Search code examples
pythoncurve-fittingscipy-optimize

Results From Curve_Fit Are Off


I am trying to reproduce some results from a paper using non-linear parameter estimation, the problem, however, is that when I use curve_fit, all I get back is an array of 1's as opposed to anything close to the results I should be getting.

I have included a minimum working example to illustrate what I am getting and then also the actual results:

import pandas as pd
import numpy as np
from scipy.optimize import curve_fit

xdata = np.array([0.00, 27.01,84.15,134.66,178.74,217.00,250.20,279.06,304.24, 
                  326.29,346.71,362.87,378.13,391.75,403.96,414.96])

ydata = np.array([0.00,440.00,933.00,1154.00,1226.00,1222.00,1185.00,
                 1134.00,1081.00,1031.00,984.00,942.00,904.00,870.00,840.00,814.00])

# Non-Linear Estimation Function
def func(V,A,d):
    return A*V*exp(-1*d*V)

popt, pcov = curve_fit(func,xdata,ydata)

popt
array([1., 1.])

The actual results I should be getting are the following:

param = estimate (standard err)
A = 17.6 (0.132)
d = 5.27 x 10^-3 (2.61 x 10^-5)

Solution

  • Scipy;s curve_fit() routine uses all 1.0 values for initial parameter estimates if none are supplied.
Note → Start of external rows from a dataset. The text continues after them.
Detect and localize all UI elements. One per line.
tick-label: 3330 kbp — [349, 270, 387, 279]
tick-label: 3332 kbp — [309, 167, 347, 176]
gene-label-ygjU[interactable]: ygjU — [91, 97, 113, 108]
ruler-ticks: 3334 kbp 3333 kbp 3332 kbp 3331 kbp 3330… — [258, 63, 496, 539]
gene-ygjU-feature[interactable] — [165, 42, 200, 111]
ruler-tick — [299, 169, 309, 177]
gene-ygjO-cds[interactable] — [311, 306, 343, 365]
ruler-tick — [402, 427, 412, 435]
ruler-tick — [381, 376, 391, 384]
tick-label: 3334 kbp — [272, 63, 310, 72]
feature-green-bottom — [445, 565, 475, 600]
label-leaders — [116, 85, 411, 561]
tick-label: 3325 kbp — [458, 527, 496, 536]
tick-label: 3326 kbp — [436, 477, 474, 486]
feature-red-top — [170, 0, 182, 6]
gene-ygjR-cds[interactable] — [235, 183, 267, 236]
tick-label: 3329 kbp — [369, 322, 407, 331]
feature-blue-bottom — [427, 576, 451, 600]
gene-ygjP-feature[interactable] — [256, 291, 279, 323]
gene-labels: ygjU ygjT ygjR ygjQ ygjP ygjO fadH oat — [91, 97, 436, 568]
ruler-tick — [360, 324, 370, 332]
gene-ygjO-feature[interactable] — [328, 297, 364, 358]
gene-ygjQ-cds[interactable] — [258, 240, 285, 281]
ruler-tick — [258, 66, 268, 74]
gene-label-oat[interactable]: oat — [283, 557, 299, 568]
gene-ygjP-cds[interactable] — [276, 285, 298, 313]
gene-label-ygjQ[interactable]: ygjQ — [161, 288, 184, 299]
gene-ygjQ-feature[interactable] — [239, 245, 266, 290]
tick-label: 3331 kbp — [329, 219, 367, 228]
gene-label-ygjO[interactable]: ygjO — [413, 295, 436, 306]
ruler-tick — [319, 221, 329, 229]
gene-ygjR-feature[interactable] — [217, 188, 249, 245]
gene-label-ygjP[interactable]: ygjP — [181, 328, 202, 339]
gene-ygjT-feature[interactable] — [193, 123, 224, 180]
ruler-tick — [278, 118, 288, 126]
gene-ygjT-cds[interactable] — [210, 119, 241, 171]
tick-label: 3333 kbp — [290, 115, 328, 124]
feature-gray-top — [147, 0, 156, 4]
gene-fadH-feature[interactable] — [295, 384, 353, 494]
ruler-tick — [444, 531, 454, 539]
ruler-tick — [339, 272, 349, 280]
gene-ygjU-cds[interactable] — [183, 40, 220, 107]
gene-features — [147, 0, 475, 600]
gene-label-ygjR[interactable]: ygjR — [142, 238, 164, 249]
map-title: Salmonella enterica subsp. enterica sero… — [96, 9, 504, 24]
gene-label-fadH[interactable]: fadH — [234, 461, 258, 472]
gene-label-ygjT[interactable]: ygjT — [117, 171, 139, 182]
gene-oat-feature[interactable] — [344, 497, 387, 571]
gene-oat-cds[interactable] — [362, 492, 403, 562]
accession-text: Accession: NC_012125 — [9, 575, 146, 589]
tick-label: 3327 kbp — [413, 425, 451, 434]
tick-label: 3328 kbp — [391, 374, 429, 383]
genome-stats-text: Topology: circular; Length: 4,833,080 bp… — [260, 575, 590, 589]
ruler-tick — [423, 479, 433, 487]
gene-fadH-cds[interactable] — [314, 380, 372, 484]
If curve_fit() cannot make any improvement on the initial parameter estimates, it will simply return them - which is why you get "fitted" parameter values of all 1.0. Here is a graphical Python fitter with your data and equation, using scipy's differential_evolution genetic algorithm module to supply initial parameter estimates for the non-linear fitter. That scipy module uses the Latin Hypercube algorithm to ensure a thorough search of parameter space, which requires bounds within which to search. In this example, those bounds are derived from the data max and min values. Note that it is much easier to supply ranges for the parameters than to give specific values.

    plot

    import numpy, scipy, matplotlib
    import matplotlib.pyplot as plt
    from scipy.optimize import curve_fit
    from scipy.optimize import differential_evolution
    import warnings
    
    x = [0.00, 27.01,84.15,134.66,178.74,217.00,250.20,279.06,304.24, 
                      326.29,346.71,362.87,378.13,391.75,403.96,414.96]
    
    y = [0.00,440.00,933.00,1154.00,1226.00,1222.00,1185.00,
                     1134.00,1081.00,1031.00,984.00,942.00,904.00,870.00,840.00,814.00]
    
    xData = numpy.array(x, dtype=float)
    yData = numpy.array(y, dtype=float)
    
    
    # Non-Linear Estimation Function
    def func(V,A,d):
        return A*V*numpy.exp(-1.0*d*V)
    
    
    # function for genetic algorithm to minimize (sum of squared error)
    def sumOfSquaredError(parameterTuple):
        warnings.filterwarnings("ignore") # do not print warnings by genetic algorithm
        val = func(xData, *parameterTuple)
        return numpy.sum((yData - val) ** 2.0)
    
    
    def generate_Initial_Parameters():
        # min and max used for bounds
        maxX = max(xData)
        minX = min(xData)
        #maxY = max(yData)
        #minY = min(yData)
    
        parameterBounds = []
        parameterBounds.append([minX, maxX/10.0]) # search bounds for A
        parameterBounds.append([minX, maxX/10.0]) # search bounds for d
    
        # "seed" the numpy random number generator for repeatable results
        result = differential_evolution(sumOfSquaredError, parameterBounds, seed=3)
        return result.x
    
    # by default, differential_evolution completes by calling curve_fit() using parameter bounds
    geneticParameters = generate_Initial_Parameters()
    
    # now call curve_fit without passing bounds from the genetic algorithm,
    # just in case the best fit parameters are aoutside those bounds
    fittedParameters, pcov = curve_fit(func, xData, yData, geneticParameters)
    print('Fitted parameters:', fittedParameters)
    print()
    
    modelPredictions = func(xData, *fittedParameters) 
    
    absError = modelPredictions - yData
    
    SE = numpy.square(absError) # squared errors
    MSE = numpy.mean(SE) # mean squared errors
    RMSE = numpy.sqrt(MSE) # Root Mean Squared Error, RMSE
    Rsquared = 1.0 - (numpy.var(absError) / numpy.var(yData))
    
    print()
    print('RMSE:', RMSE)
    print('R-squared:', Rsquared)
    
    print()
    
    
    ##########################################################
    # graphics output section
    def ModelAndScatterPlot(graphWidth, graphHeight):
        f = plt.figure(figsize=(graphWidth/100.0, graphHeight/100.0), dpi=100)
        axes = f.add_subplot(111)
    
        # first the raw data as a scatter plot
        axes.plot(xData, yData,  'D')
    
        # create data for the fitted equation plot
        xModel = numpy.linspace(min(xData), max(xData))
        yModel = func(xModel, *fittedParameters)
    
        # now the model as a line plot
        axes.plot(xModel, yModel)
    
        axes.set_xlabel('X Data') # X axis data label
        axes.set_ylabel('Y Data') # Y axis data label
    
        plt.show()
        plt.close('all') # clean up after using pyplot
    
    graphWidth = 800
    graphHeight = 600
    ModelAndScatterPlot(graphWidth, graphHeight)